‘Killers Of The Flower Moon’ Star Lily Gladstone Says Her Use Of Non-Binary Pronouns “Is Partly A Way Of Decolonizing Gender For Myself”
According to Killers of the Flower Moon star Lily Gladstone, her use of she/they pronouns is based not in a personal sense of transgenderism, but rather her desire to ‘decolonize’ the concept of gender through the lens of her own Native American heritage.
Gladstone, who portrayed historical Osage Indian Murders survivor Mollie Kyle in Martin Scorsese’s latest cinematic tour de force, spoke to the topic of her non-standard pronoun usage during a January 2024 interview with People.
Asked about her preferences – which she proudly lists in her own Twitter bio – by the outlet’s Eric Andersson, Gladstone explained, “I remember being 9 years old and just being a little disheartened, seeing how often a lot of my boy cousins were misgendered because they wore their hair long.”
“It happens to a lot of kids, I think, especially Native boys leaving a community where long hair is celebrated [and then] just kind of getting teased for it,” the actress, who herself descends from the Blackfeet and Nez Perce tribes, detailed. “So I remember back then being like, everybody should just be they.”
Providing further insight into her ancestral reasoning behind her pronoun choices, Gladstone added, “And in most Native languages, most Indigenous languages, Blackfeet included, there are no gendered pronouns.
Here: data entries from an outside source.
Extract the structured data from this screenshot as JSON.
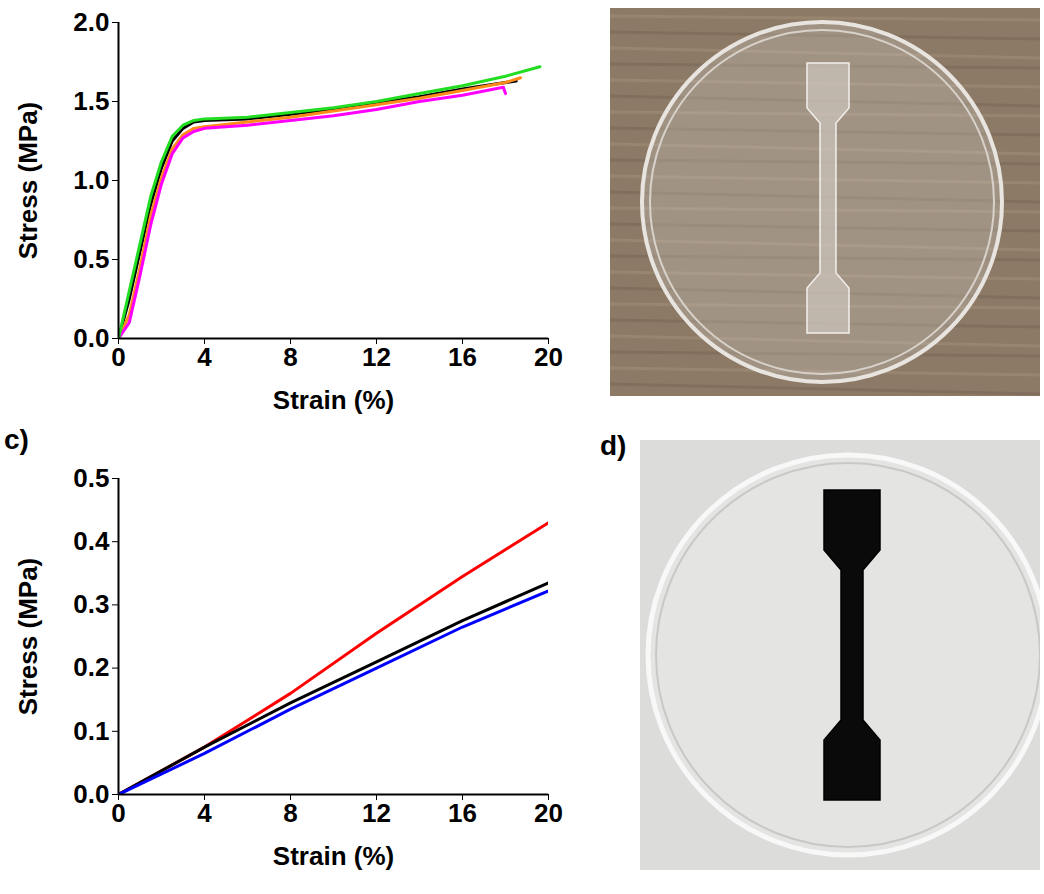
{
  "chart_data": [
    {
      "type": "line",
      "x_label": "Strain (%)",
      "y_label": "Stress (MPa)",
      "xlim": [
        0,
        20
      ],
      "xticks": [
        0,
        4,
        8,
        12,
        16,
        20
      ],
      "ylim": [
        0,
        2.0
      ],
      "yticks": [
        {
          "value": 0,
          "label": "0.0"
        },
        {
          "value": 0.5,
          "label": "0.5"
        },
        {
          "value": 1.0,
          "label": "1.0"
        },
        {
          "value": 1.5,
          "label": "1.5"
        },
        {
          "value": 2.0,
          "label": "2.0"
        }
      ],
      "grid": false,
      "series": [
        {
          "color": "#000000",
          "x": [
            0,
            0.5,
            1,
            1.5,
            2,
            2.5,
            3,
            3.5,
            4,
            6,
            8,
            10,
            12,
            14,
            16,
            18.5
          ],
          "values": [
            0,
            0.25,
            0.55,
            0.85,
            1.08,
            1.25,
            1.33,
            1.37,
            1.38,
            1.39,
            1.42,
            1.45,
            1.49,
            1.53,
            1.58,
            1.63
          ]
        },
        {
          "color": "#ff8c1a",
          "x": [
            0,
            0.5,
            1,
            1.5,
            2,
            2.5,
            3,
            3.5,
            4,
            6,
            8,
            10,
            12,
            14,
            16,
            18,
            18.7
          ],
          "values": [
            0,
            0.15,
            0.45,
            0.78,
            1.02,
            1.2,
            1.29,
            1.33,
            1.34,
            1.37,
            1.4,
            1.44,
            1.48,
            1.52,
            1.57,
            1.62,
            1.65
          ]
        },
        {
          "color": "#ff00ff",
          "x": [
            0,
            0.5,
            1,
            1.5,
            2,
            2.5,
            3,
            3.5,
            4,
            6,
            8,
            10,
            12,
            14,
            16,
            17.9,
            18
          ],
          "values": [
            0,
            0.1,
            0.4,
            0.72,
            0.98,
            1.17,
            1.27,
            1.31,
            1.33,
            1.35,
            1.38,
            1.41,
            1.45,
            1.5,
            1.54,
            1.59,
            1.55
          ]
        },
        {
          "color": "#22dd22",
          "x": [
            0,
            0.5,
            1,
            1.5,
            2,
            2.5,
            3,
            3.5,
            4,
            6,
            8,
            10,
            12,
            14,
            16,
            18,
            19.6
          ],
          "values": [
            0,
            0.3,
            0.6,
            0.9,
            1.12,
            1.28,
            1.35,
            1.38,
            1.39,
            1.4,
            1.43,
            1.46,
            1.5,
            1.55,
            1.6,
            1.66,
            1.72
          ]
        }
      ]
    },
    {
      "type": "line",
      "panel_label": "c)",
      "x_label": "Strain (%)",
      "y_label": "Stress (MPa)",
      "xlim": [
        0,
        20
      ],
      "xticks": [
        0,
        4,
        8,
        12,
        16,
        20
      ],
      "ylim": [
        0,
        0.5
      ],
      "yticks": [
        {
          "value": 0,
          "label": "0.0"
        },
        {
          "value": 0.1,
          "label": "0.1"
        },
        {
          "value": 0.2,
          "label": "0.2"
        },
        {
          "value": 0.3,
          "label": "0.3"
        },
        {
          "value": 0.4,
          "label": "0.4"
        },
        {
          "value": 0.5,
          "label": "0.5"
        }
      ],
      "grid": false,
      "x": [
        0,
        4,
        8,
        12,
        16,
        20
      ],
      "series": [
        {
          "color": "#ff0000",
          "values": [
            0,
            0.075,
            0.16,
            0.255,
            0.345,
            0.43
          ]
        },
        {
          "color": "#000000",
          "values": [
            0,
            0.075,
            0.145,
            0.21,
            0.275,
            0.335
          ]
        },
        {
          "color": "#0000ff",
          "values": [
            0,
            0.065,
            0.135,
            0.2,
            0.265,
            0.322
          ]
        }
      ]
    }
  ],
  "photo_label": "d)"
}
There is no he/she, there’s only they.”
“It doesn’t happen as much anymore, but there’ve been several times in my life where I’ve been speaking to a northern Cheyenne-first language speaker [or another] Indigenous-first language speaker where they’ll accidentally misgender you when they’re talking to you,” said the Reservation Dogs actress. “And then they’ll get embarrassed about it, but it’s because they’ve learned English later.”
Gladstone continued, “So Blackfeet, we don’t have gendered pronouns, but our gender is implied in our name. But even that’s not binary.”
Noting that her grandfather’s Blackfeet name translated roughly into ‘Iron Woman’, she then recalled, “He had a name that had a woman’s name in it. I’d never met my grandfather. I wouldn’t say that he was nonbinary in gender, but he was given a woman’s name because he kind of carried himself, I guess, the way that women who have that name do.”
“And there were lots of women historically and still now who are given men’s names. They fulfill more of a man’s role in society as far as being provider, warrior, those sort of things,” the actress told her host. “So, yeah, my pronoun use is partly a way of decolonizing gender for myself.”
“[It’s a way of] embracing that when I’m in a group of ladies, I know that I’m a little bit different,” she elaborated. “When I’m in a group of men, I don’t feel like a man. I don’t feel [masculine] at all. I feel probably more feminine when I’m around other men.”
“In ceremony, a lot of times where you sit in the circle is a gendered thing,” Gladstone ultimately concluded. “I happen to sit in circles that are very embracing of all of our people. And I’ve seen people change where they sit in the circle based upon how they’re feeling that day.”